Michiti is a cooperative in the far Western are of Ethiopia called Kaffa, where coffee is said to originate as a understory plant in the dense forests. Michiti has been our favorite coffee from this area, and has 260 coop members growing coffee on small farms at a range of 1700 to 1900 meters. In this area, the idea of a coffee farm might need to be defined more specifically; much coffee is simply planted in the forests, untended, then harvested when ripe. Other coffee is simply found growing wild and harvested. A few farms are more intentionally planted, pruned, and improved over time. The cooperative has received assistance in their business organization and accounting, agronomy and processing, as well as in marketing the coffee. The last two years they've paid record dividends to farmers after the harvest, based on the premium price we paid for their coffee. They deserve it!

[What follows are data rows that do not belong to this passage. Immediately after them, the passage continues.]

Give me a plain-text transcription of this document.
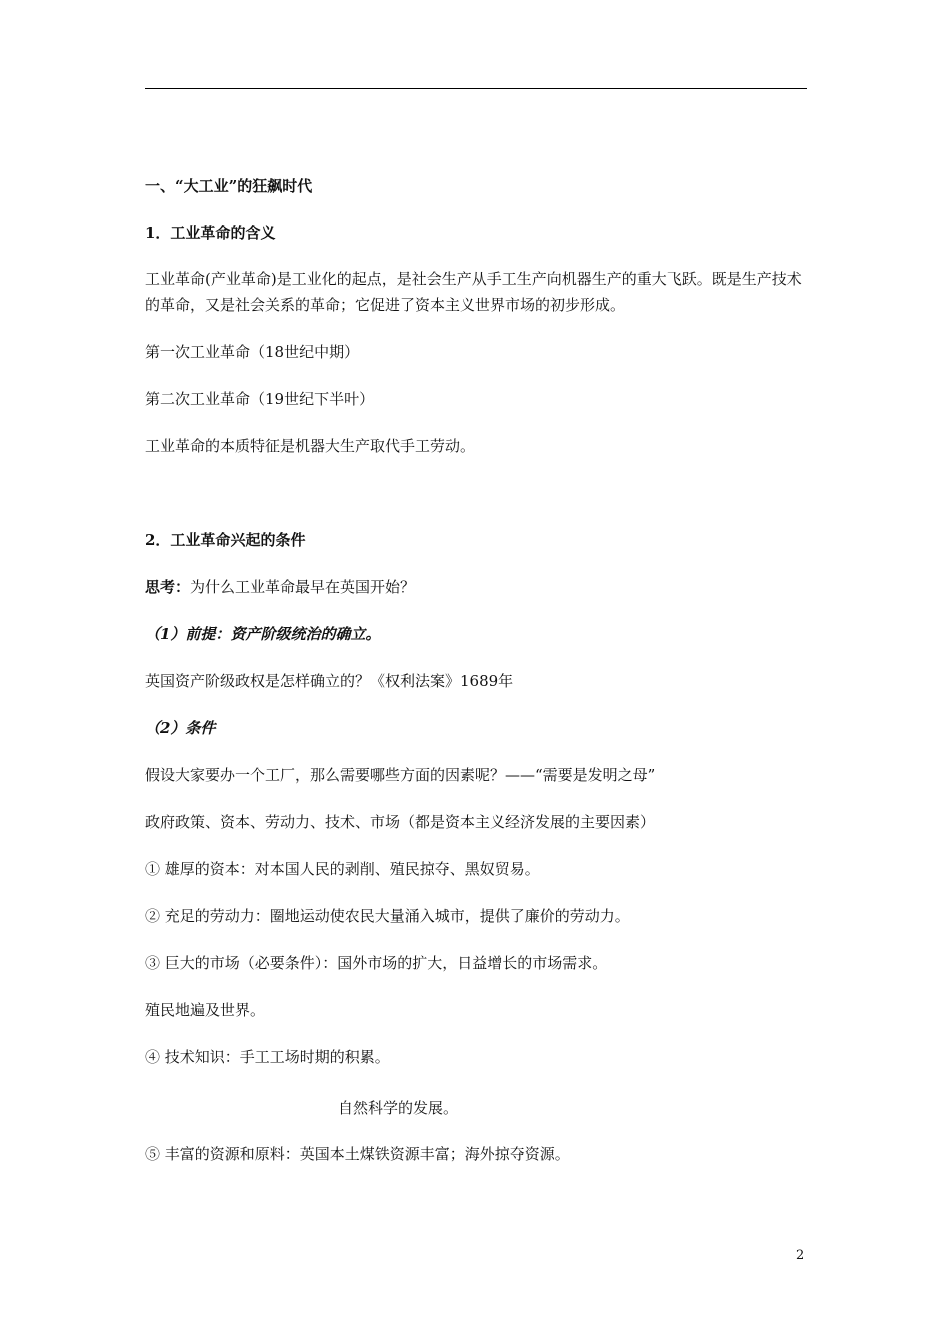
一、“大工业”的狂飙时代
1．工业革命的含义
工业革命(产业革命)是工业化的起点，是社会生产从手工生产向机器生产的重大飞跃。既是生产技术的革命，又是社会关系的革命；它促进了资本主义世界市场的初步形成。
第一次工业革命（18世纪中期）
第二次工业革命（19世纪下半叶）
工业革命的本质特征是机器大生产取代手工劳动。
2．工业革命兴起的条件
思考：为什么工业革命最早在英国开始？
（1）前提：资产阶级统治的确立。
英国资产阶级政权是怎样确立的？《权利法案》1689年
（2）条件
假设大家要办一个工厂，那么需要哪些方面的因素呢？——“需要是发明之母”
政府政策、资本、劳动力、技术、市场（都是资本主义经济发展的主要因素）
① 雄厚的资本：对本国人民的剥削、殖民掠夺、黑奴贸易。
② 充足的劳动力：圈地运动使农民大量涌入城市，提供了廉价的劳动力。
③ 巨大的市场（必要条件）：国外市场的扩大，日益增长的市场需求。
殖民地遍及世界。
④ 技术知识：手工工场时期的积累。
自然科学的发展。
⑤ 丰富的资源和原料：英国本土煤铁资源丰富；海外掠夺资源。
2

The dry fragrance has a unique stone fruit scent, with delicate sweetness, honey graham cracker and cinnamon. With a little more roast, there is a chocolate brownie note too, along with canned peach and spice accents. Adding the hot water, the aromatics are loaded with peach and ripe nectarine smells backed by hefty brown sugar sweetness, and ginger molasses cookie. Historically, Kaffa coffees were dry processed, and so much of the articulate and sweet fruit flavors were lost behind flavors of processing. City+ roasts make for a very juicy brewed coffee, echoing much of the stone fruit aspects alluded to in the aroma, and more. Peach tea, orange marmalade, slab apricot, and mango chutney emerge in the cooling cup, faint cinnamon and clove spice notes accenting the finish. Body is extremely thick at this roast level (even 'bigger' at Full City!), weighing heavy on the palate, and lending to a very long, sweet finish. Acidity is moderate, like the brightness found in a ripe peach, and a mouthfeel akin to black tea. The roast notes, especially once you hit Full City, have a compelling "sugar-browning" characteristic, with the interacting flavors of caramel, butter and vanilla, and of course hints of cacao as well. At Full City and Full City+, Michiti makes a compelling single origin Ethiopian espresso. It has all the chocolate you hope for in a "classic" espresso, but with heavy-handed fruited top notes, tart stone fruits, and shaved lemon rind.